Tom Jenkins, representative of the European Trade Union Confederation did not hide his annoyance about the negotiation result of the Commission on the Free Trade Agreement EU-Canada: Jenkins hopes that the Agreement will be put on ice after all. In his opinion it is a disgrace that the Commission attaches more importance to the protection of individual types of cheese or hormone-enriched beef than to a binding employment chapter in the Agreement.

Penny Clarke of the European Federation of Public Service Unions EPSU was disappointed about the negative list. Services and interests might develop and then such a clause would be a hindrance. However, it was positive that the Agreement would include a clause, which would exempt public utility companies (public utility clause) from it.

Non-governmental organisations (NGOs) such as Friends of the Earth or The European Consumers’ Organisation BEUC do not understand why an investor-state mechanism is necessary as such arbitration processes were so far only common in countries with delayed development, in particular in respect of constitutional issues.
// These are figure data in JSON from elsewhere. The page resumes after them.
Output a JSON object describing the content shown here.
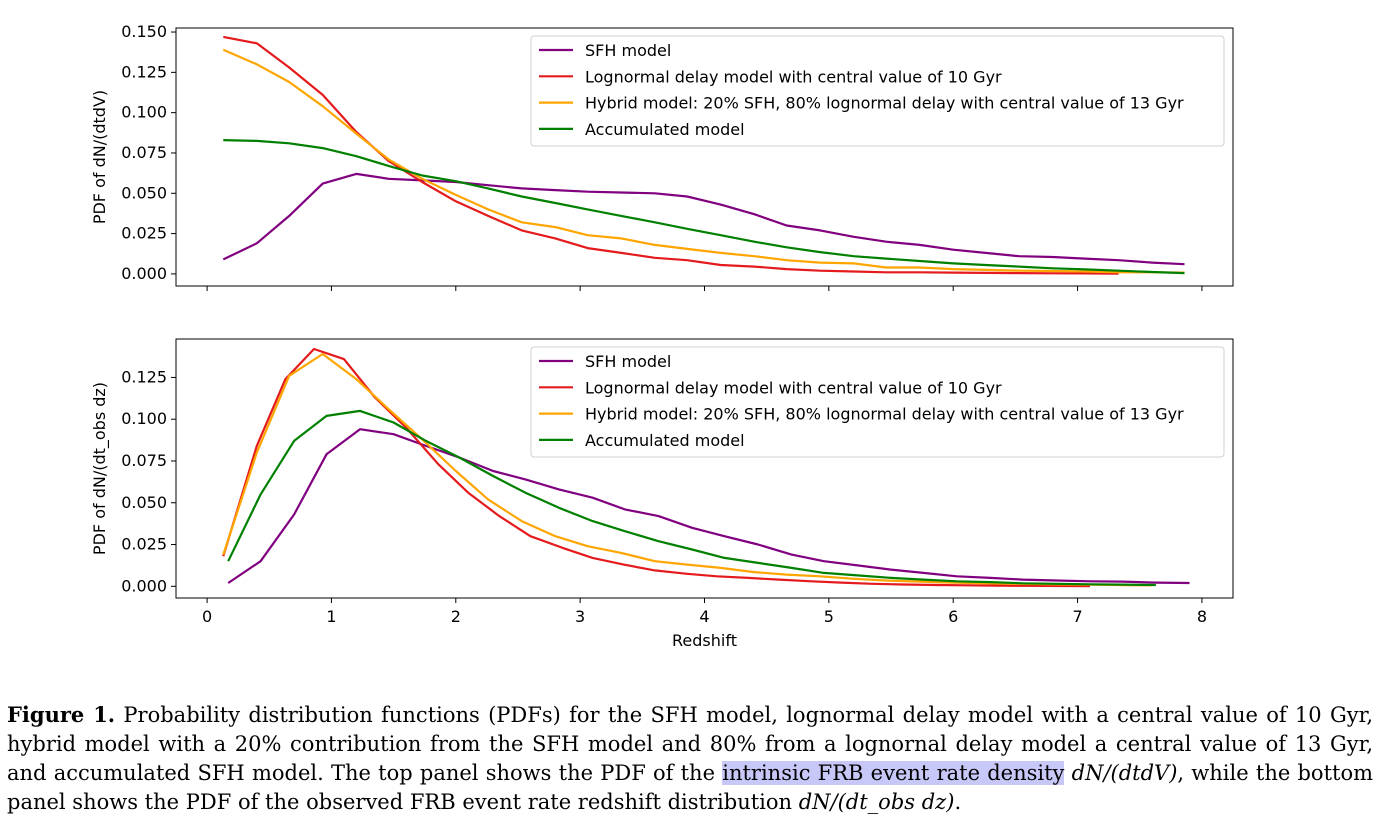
{
  "chart_data": [
    {
      "type": "line",
      "xlabel": "",
      "ylabel": "PDF of dN/(dtdV)",
      "xlim": [
        -0.25,
        8.25
      ],
      "ylim": [
        -0.0075,
        0.1525
      ],
      "xticks": [
        "0",
        "1",
        "2",
        "3",
        "4",
        "5",
        "6",
        "7",
        "8"
      ],
      "show_xtick_labels": false,
      "yticks": [
        "0.000",
        "0.025",
        "0.050",
        "0.075",
        "0.100",
        "0.125",
        "0.150"
      ],
      "legend": "top-right",
      "grid": false,
      "series": [
        {
          "name": "SFH model",
          "color": "#800080",
          "x": [
            0.13,
            0.4,
            0.66,
            0.93,
            1.2,
            1.46,
            1.73,
            2.0,
            2.26,
            2.53,
            2.8,
            3.06,
            3.33,
            3.6,
            3.86,
            4.13,
            4.4,
            4.66,
            4.93,
            5.2,
            5.46,
            5.73,
            6.0,
            6.26,
            6.53,
            6.8,
            7.06,
            7.33,
            7.6,
            7.86
          ],
          "y": [
            0.009,
            0.019,
            0.036,
            0.056,
            0.062,
            0.059,
            0.058,
            0.057,
            0.055,
            0.053,
            0.052,
            0.051,
            0.0505,
            0.05,
            0.048,
            0.043,
            0.037,
            0.03,
            0.027,
            0.023,
            0.02,
            0.018,
            0.015,
            0.013,
            0.011,
            0.0105,
            0.0095,
            0.0085,
            0.007,
            0.006
          ]
        },
        {
          "name": "Lognormal delay model with central value of 10 Gyr",
          "color": "#e41a1c",
          "x": [
            0.13,
            0.4,
            0.66,
            0.93,
            1.2,
            1.46,
            1.73,
            2.0,
            2.26,
            2.53,
            2.8,
            3.06,
            3.33,
            3.6,
            3.86,
            4.13,
            4.4,
            4.66,
            4.93,
            5.2,
            5.46,
            5.73,
            6.0,
            6.26,
            6.53,
            6.8,
            7.06,
            7.33
          ],
          "y": [
            0.147,
            0.143,
            0.128,
            0.111,
            0.088,
            0.07,
            0.057,
            0.045,
            0.036,
            0.027,
            0.022,
            0.016,
            0.013,
            0.01,
            0.0085,
            0.0055,
            0.0045,
            0.003,
            0.002,
            0.0015,
            0.001,
            0.001,
            0.0008,
            0.0006,
            0.0005,
            0.0004,
            0.0003,
            0.0002
          ]
        },
        {
          "name": "Hybrid model: 20% SFH, 80% lognormal delay with central value of 13 Gyr",
          "color": "#ffa500",
          "x": [
            0.13,
            0.4,
            0.66,
            0.93,
            1.2,
            1.46,
            1.73,
            2.0,
            2.26,
            2.53,
            2.8,
            3.06,
            3.33,
            3.6,
            3.86,
            4.13,
            4.4,
            4.66,
            4.93,
            5.2,
            5.46,
            5.73,
            6.0,
            6.26,
            6.53,
            6.8,
            7.06,
            7.33,
            7.6,
            7.86
          ],
          "y": [
            0.139,
            0.13,
            0.119,
            0.104,
            0.087,
            0.071,
            0.059,
            0.049,
            0.04,
            0.032,
            0.029,
            0.024,
            0.022,
            0.018,
            0.0155,
            0.013,
            0.011,
            0.0085,
            0.007,
            0.0065,
            0.004,
            0.004,
            0.003,
            0.0025,
            0.002,
            0.0018,
            0.0015,
            0.001,
            0.001,
            0.0008
          ]
        },
        {
          "name": "Accumulated model",
          "color": "#008000",
          "x": [
            0.13,
            0.4,
            0.66,
            0.93,
            1.2,
            1.46,
            1.73,
            2.0,
            2.26,
            2.53,
            2.8,
            3.06,
            3.33,
            3.6,
            3.86,
            4.13,
            4.4,
            4.66,
            4.93,
            5.2,
            5.46,
            5.73,
            6.0,
            6.26,
            6.53,
            6.8,
            7.06,
            7.33,
            7.6,
            7.86
          ],
          "y": [
            0.083,
            0.0825,
            0.081,
            0.078,
            0.073,
            0.067,
            0.061,
            0.0575,
            0.053,
            0.048,
            0.044,
            0.04,
            0.036,
            0.032,
            0.028,
            0.024,
            0.02,
            0.0165,
            0.0135,
            0.011,
            0.0095,
            0.008,
            0.0065,
            0.0055,
            0.0045,
            0.0035,
            0.0028,
            0.002,
            0.0012,
            0.0005
          ]
        }
      ]
    },
    {
      "type": "line",
      "xlabel": "Redshift",
      "ylabel": "PDF of dN/(dt_obs dz)",
      "xlim": [
        -0.25,
        8.25
      ],
      "ylim": [
        -0.007,
        0.148
      ],
      "xticks": [
        "0",
        "1",
        "2",
        "3",
        "4",
        "5",
        "6",
        "7",
        "8"
      ],
      "show_xtick_labels": true,
      "yticks": [
        "0.000",
        "0.025",
        "0.050",
        "0.075",
        "0.100",
        "0.125"
      ],
      "legend": "top-right",
      "grid": false,
      "series": [
        {
          "name": "SFH model",
          "color": "#800080",
          "x": [
            0.17,
            0.43,
            0.7,
            0.96,
            1.23,
            1.5,
            1.76,
            2.03,
            2.3,
            2.56,
            2.83,
            3.1,
            3.36,
            3.63,
            3.9,
            4.16,
            4.43,
            4.7,
            4.96,
            5.23,
            5.5,
            5.76,
            6.03,
            6.3,
            6.56,
            6.83,
            7.1,
            7.36,
            7.63,
            7.9
          ],
          "y": [
            0.002,
            0.015,
            0.043,
            0.079,
            0.094,
            0.091,
            0.084,
            0.077,
            0.069,
            0.064,
            0.058,
            0.053,
            0.046,
            0.042,
            0.035,
            0.03,
            0.025,
            0.019,
            0.015,
            0.0125,
            0.01,
            0.008,
            0.006,
            0.005,
            0.004,
            0.0035,
            0.003,
            0.0028,
            0.0022,
            0.002
          ]
        },
        {
          "name": "Lognormal delay model with central value of 10 Gyr",
          "color": "#e41a1c",
          "x": [
            0.13,
            0.4,
            0.63,
            0.86,
            1.1,
            1.35,
            1.6,
            1.86,
            2.1,
            2.35,
            2.6,
            2.86,
            3.1,
            3.35,
            3.6,
            3.86,
            4.1,
            4.35,
            4.6,
            4.86,
            5.1,
            5.35,
            5.6,
            5.86,
            6.1,
            6.35,
            6.6,
            6.86,
            7.1
          ],
          "y": [
            0.018,
            0.084,
            0.124,
            0.142,
            0.136,
            0.113,
            0.095,
            0.073,
            0.056,
            0.042,
            0.03,
            0.023,
            0.017,
            0.013,
            0.0095,
            0.0075,
            0.006,
            0.005,
            0.004,
            0.003,
            0.0022,
            0.0015,
            0.0011,
            0.0008,
            0.0006,
            0.0004,
            0.0003,
            0.0002,
            0.0001
          ]
        },
        {
          "name": "Hybrid model: 20% SFH, 80% lognormal delay with central value of 13 Gyr",
          "color": "#ffa500",
          "x": [
            0.13,
            0.4,
            0.66,
            0.93,
            1.2,
            1.46,
            1.73,
            2.0,
            2.26,
            2.53,
            2.8,
            3.06,
            3.33,
            3.6,
            3.86,
            4.13,
            4.4,
            4.66,
            4.93,
            5.2,
            5.46,
            5.73,
            6.0,
            6.26,
            6.53,
            6.8,
            7.06,
            7.33,
            7.6
          ],
          "y": [
            0.019,
            0.08,
            0.126,
            0.139,
            0.124,
            0.106,
            0.088,
            0.069,
            0.052,
            0.039,
            0.03,
            0.024,
            0.02,
            0.015,
            0.013,
            0.011,
            0.0085,
            0.007,
            0.006,
            0.0045,
            0.0035,
            0.0028,
            0.0022,
            0.0018,
            0.0015,
            0.0012,
            0.001,
            0.0008,
            0.0006
          ]
        },
        {
          "name": "Accumulated model",
          "color": "#008000",
          "x": [
            0.17,
            0.43,
            0.7,
            0.96,
            1.23,
            1.5,
            1.76,
            2.03,
            2.3,
            2.56,
            2.83,
            3.1,
            3.36,
            3.63,
            3.9,
            4.16,
            4.43,
            4.7,
            4.96,
            5.23,
            5.5,
            5.76,
            6.03,
            6.3,
            6.56,
            6.83,
            7.1,
            7.36,
            7.63
          ],
          "y": [
            0.015,
            0.055,
            0.087,
            0.102,
            0.105,
            0.098,
            0.087,
            0.077,
            0.066,
            0.056,
            0.047,
            0.039,
            0.033,
            0.027,
            0.022,
            0.017,
            0.014,
            0.011,
            0.008,
            0.0065,
            0.005,
            0.004,
            0.003,
            0.0025,
            0.0018,
            0.0015,
            0.0012,
            0.001,
            0.0008
          ]
        }
      ]
    }
  ],
  "caption": {
    "label": "Figure 1.",
    "text_before_highlight": " Probability distribution functions (PDFs) for the SFH model, lognormal delay model with a central value of 10 Gyr, hybrid model with a 20% contribution from the SFH model and 80% from a lognornal delay model a central value of 13 Gyr, and accumulated SFH model. The top panel shows the PDF of the ",
    "highlight": "intrinsic FRB event rate density",
    "math_1": "dN/(dtdV)",
    "text_middle": ", while the bottom panel shows the PDF of the observed FRB event rate redshift distribution ",
    "math_2": "dN/(dt_obs dz)",
    "text_end": "."
  }
}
However, this was not the case in Canada or the European Union.

In spite of the jubilation by the EU Commission, the Free Trade Agreement with Canada is not set in stone for a long time: firstly, the text on the Agreement has to be brought into an official form; afterwards the Agreement has to be scrutinised by lawyer-linguists.

However, from the point of view of employee organisations and NGOs, their greatest chance of achieving any amendments of the Free Trade Agreement with Canada lies with the European Parliament. If the MEPs do not approve of the Agreement, the Commission officials do not have much choice but entering into renegotiations with Canada.

From the Commission’s point of view, the Agreement shall come into force in about 2 years’ time.